St. John Recyclers Shooting for Waste Management Authority Grant Funding

Paul Devine

St. John residents can still drop their aluminum cans at island dumpster sites thanks to the efforts of the volunteer St. John Recyclers, at least for now.

The group has “muddled” through without grant funding over the past year, struggling to keep up with piles of bags loaded with aluminum cans waiting to be transported to St. Thomas for recycling, according to Paul Devine, a member of the St. John Community Foundation board of directors.

Devine was the sole attendee at a V.I. Waste Management Authority public meeting on its Community Enrichment Grant (CEG) program on Thursday evening, October 13, at the St. John Battery.

Under its CEG program WMA is able to appropriate $50,000 twice a year — there are two six-month grant cycles starting in April and again in November — to all three islands.

St. John Recyclers needs that money, explained Devine.

“We want that grant,” he said. “We have to keep the recycling going and we need that money for trucking services, for new bins and bags and a variety of things.”


St. John Recyclers was formed in 2008 and started collecting aluminum cans across the island in 2009 under an agreement with WMA. The group received funding from WMA’s CEG program in 2009, but missed out on last year’s cycles of grants.


While it was unclear why St. John Recyclers didn’t receive the grant in the November 2009 cycle, the group’s April 2010 application was denied because it was missing information, according to WMA’s district environmental programs manager Cordell Jacobs.

“There were questions about their application,” Jacobs said about the St. John recycling group. “We can’t give a grant without having these budget details. There were bottom lines that weren’t adding up and we needed to have that corrected.”

WMA officials issued a list of questions still remaining about the grant application to the St. John Community Foundation, which acts as St. John Recyclers’ fiduciary, Jacobs added.

The only St. John group which was awarded funding under the CEG program during the previous cycle was the Gifft Hill School which was given $2,000 for beach and environmental clean-up efforts, according to Jacobs.

The Sisterhood Agenda had also applied for WMA’s CEG, but the group was denied because its planned project — erecting a wall around the Cruz Bay roundabout — was out of scope with the grant guidelines, Jacobs explained.

Even with its spotty funding, the St. John Recyclers have made a big difference on the island. Since the volunteer recycling effort launched in August 2009, the group estimates that it has taken about one and half million cans out of the island’s waste stream, Devine explained.

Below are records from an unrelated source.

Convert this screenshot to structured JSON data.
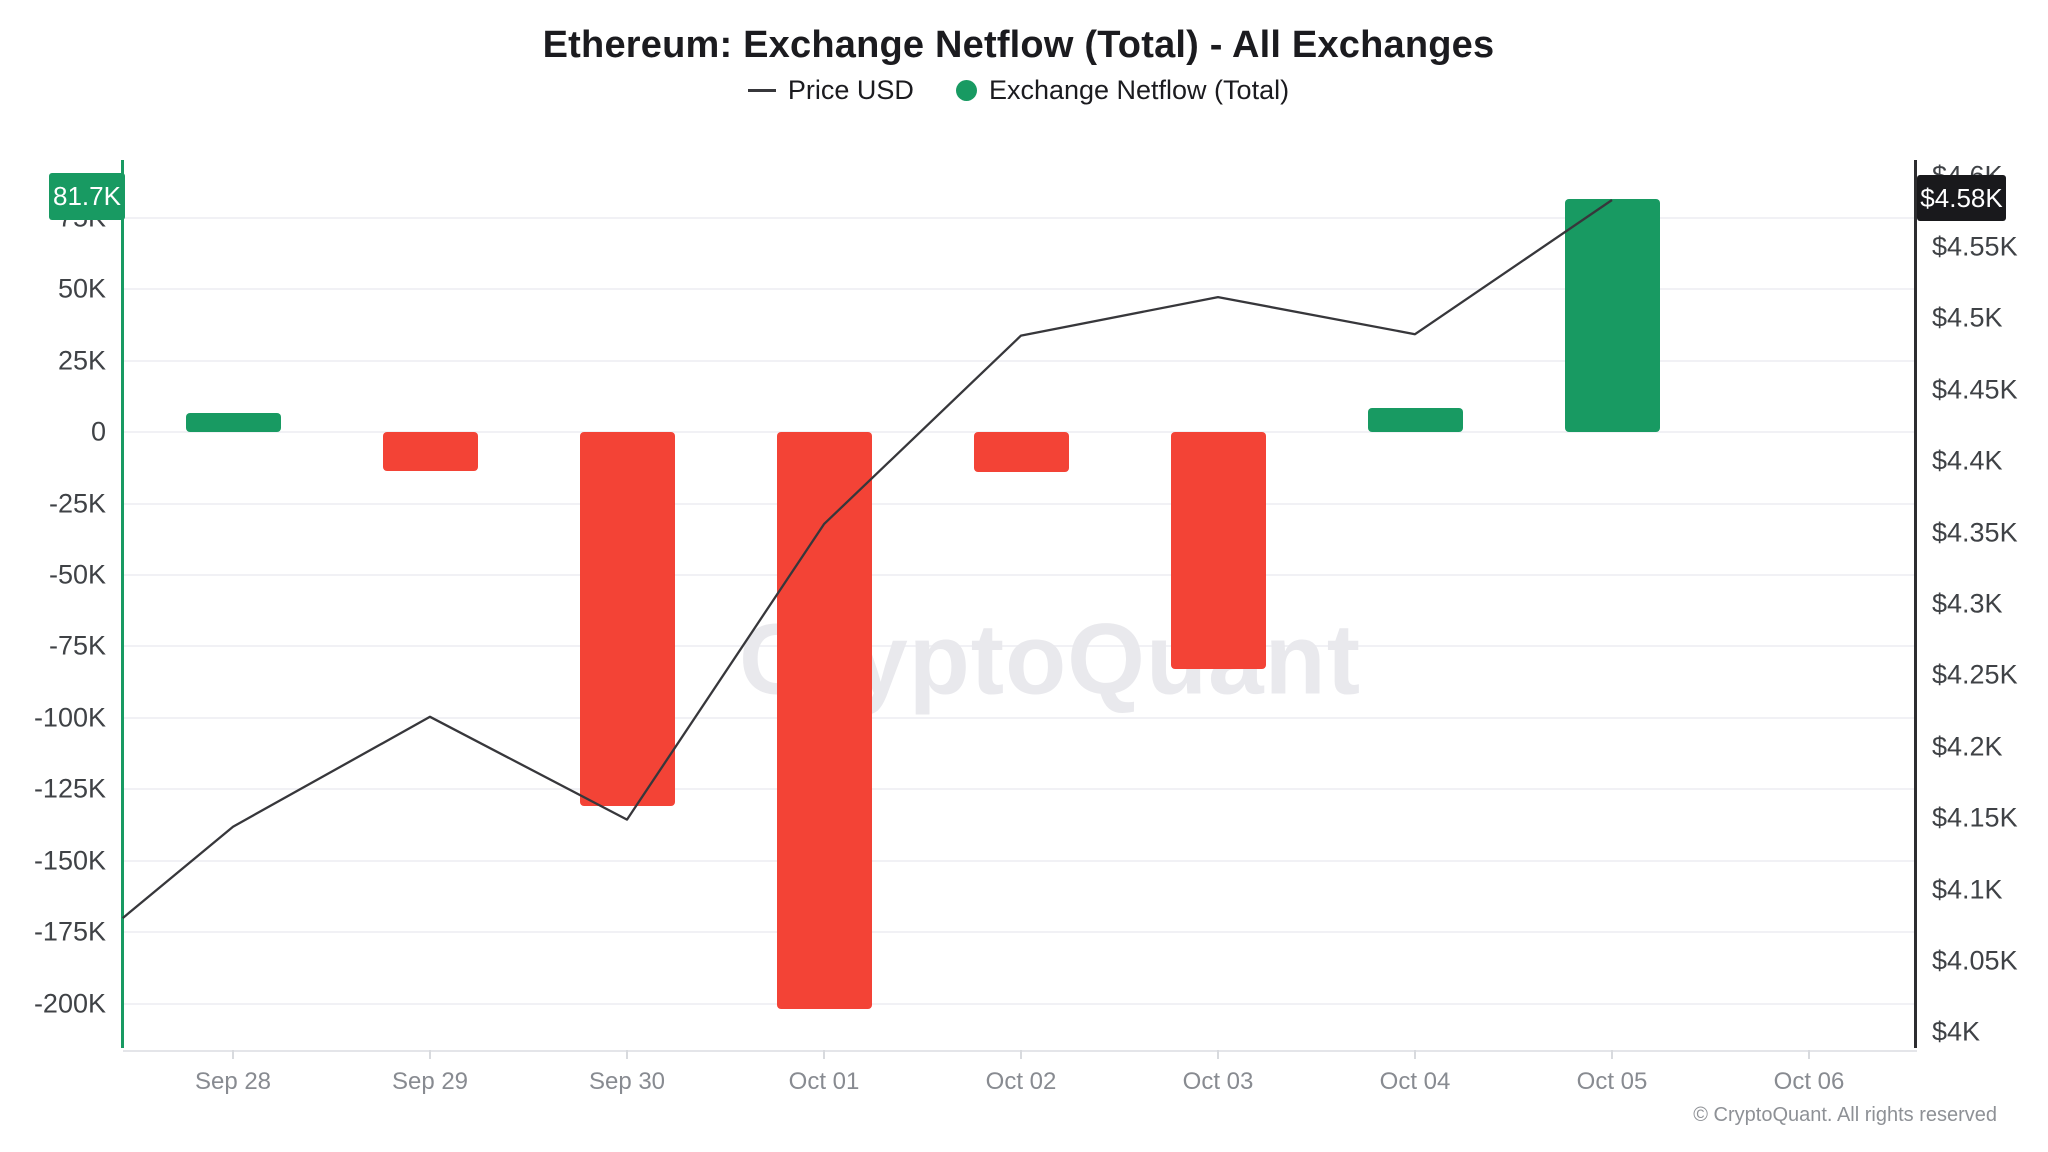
{
  "title": "Ethereum: Exchange Netflow (Total) - All Exchanges",
  "legend": {
    "price_label": "Price USD",
    "netflow_label": "Exchange Netflow (Total)"
  },
  "badges": {
    "netflow": "81.7K",
    "price": "$4.58K"
  },
  "watermark": "CryptoQuant",
  "copyright": "© CryptoQuant. All rights reserved",
  "colors": {
    "green": "#189a62",
    "red": "#f34336",
    "line": "#37373b",
    "grid": "#f1f1f5",
    "ink": "#1b1b1f",
    "ylab": "#3f4246",
    "xlab": "#888b91",
    "tick": "#d8dade",
    "xaxis": "#e4e5e9",
    "right_axis": "#2d2d30",
    "dark": "#19191c",
    "watermark": "#e9e9ed",
    "copy": "#8e9196"
  },
  "chart_data": {
    "type": "bar+line",
    "title": "Ethereum: Exchange Netflow (Total) - All Exchanges",
    "categories": [
      "Sep 28",
      "Sep 29",
      "Sep 30",
      "Oct 01",
      "Oct 02",
      "Oct 03",
      "Oct 04",
      "Oct 05",
      "Oct 06"
    ],
    "grid": true,
    "legend_position": "top",
    "series": [
      {
        "name": "Exchange Netflow (Total)",
        "type": "bar",
        "axis": "left",
        "values": [
          6700,
          -13500,
          -131000,
          -202000,
          -14000,
          -83000,
          8500,
          81700,
          null
        ]
      },
      {
        "name": "Price USD",
        "type": "line",
        "axis": "right",
        "points": [
          {
            "i": -0.56,
            "v": 4080
          },
          {
            "i": 0,
            "v": 4144
          },
          {
            "i": 1,
            "v": 4221
          },
          {
            "i": 2,
            "v": 4149
          },
          {
            "i": 3,
            "v": 4356
          },
          {
            "i": 4,
            "v": 4488
          },
          {
            "i": 5,
            "v": 4515
          },
          {
            "i": 6,
            "v": 4489
          },
          {
            "i": 7,
            "v": 4583
          }
        ]
      }
    ],
    "left_axis": {
      "title": "Exchange Netflow (Total)",
      "min": -215580,
      "max": 95340,
      "ticks": [
        {
          "label": "75K",
          "v": 75000
        },
        {
          "label": "50K",
          "v": 50000
        },
        {
          "label": "25K",
          "v": 25000
        },
        {
          "label": "0",
          "v": 0
        },
        {
          "label": "-25K",
          "v": -25000
        },
        {
          "label": "-50K",
          "v": -50000
        },
        {
          "label": "-75K",
          "v": -75000
        },
        {
          "label": "-100K",
          "v": -100000
        },
        {
          "label": "-125K",
          "v": -125000
        },
        {
          "label": "-150K",
          "v": -150000
        },
        {
          "label": "-175K",
          "v": -175000
        },
        {
          "label": "-200K",
          "v": -200000
        }
      ]
    },
    "right_axis": {
      "title": "Price USD",
      "min": 3989,
      "max": 4611,
      "ticks": [
        {
          "label": "$4.6K",
          "v": 4600
        },
        {
          "label": "$4.55K",
          "v": 4550
        },
        {
          "label": "$4.5K",
          "v": 4500
        },
        {
          "label": "$4.45K",
          "v": 4450
        },
        {
          "label": "$4.4K",
          "v": 4400
        },
        {
          "label": "$4.35K",
          "v": 4350
        },
        {
          "label": "$4.3K",
          "v": 4300
        },
        {
          "label": "$4.25K",
          "v": 4250
        },
        {
          "label": "$4.2K",
          "v": 4200
        },
        {
          "label": "$4.15K",
          "v": 4150
        },
        {
          "label": "$4.1K",
          "v": 4100
        },
        {
          "label": "$4.05K",
          "v": 4050
        },
        {
          "label": "$4K",
          "v": 4000
        }
      ]
    }
  }
}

Volunteers agree to “adopt” collection areas and transport the cans from their site to a central collection site at Enighed Pond Marine Facility, to eventually be transported to St. Thomas for recycling. The recyclers’ Enighed Pond storage area, however, was the source of the latest woe for the group.

St. John Recyclers learned on Monday, October 11, that the group had to relocate its container from the V.I. Port Authority owned land at Enighed by Thursday, October 13, in anticipation of the area being paved, Devine explained.

“We only had two days notice that we had to move the container,” said Devine. “And now we’re not sure if we’ll be welcome back after the paving is complete.”

For now, St. John Recyclers is storing its cache of cans on private property in Estate Grunwald but hoping to be able to either return to the Enighed Pond area or relocate to an area near the Susanaberg Transfer Station, explained Devine.

“If we could extend our agreement with WMA and remain at Enighed that would be great,” he said. “Or we would ideally like to have a permanent place at Susanaberg where we could keep our containers in a more central location.”

St. John Recyclers and WMA have successfully worked together for years and will hopefully continue their relationship in the future, Devine added.

“We depend on WMA for a lot of things,” he said. “They allow us to put our bins at the dumpster sites and have been a good partner. We have had good luck working with WMA and we hope to continue to do so.”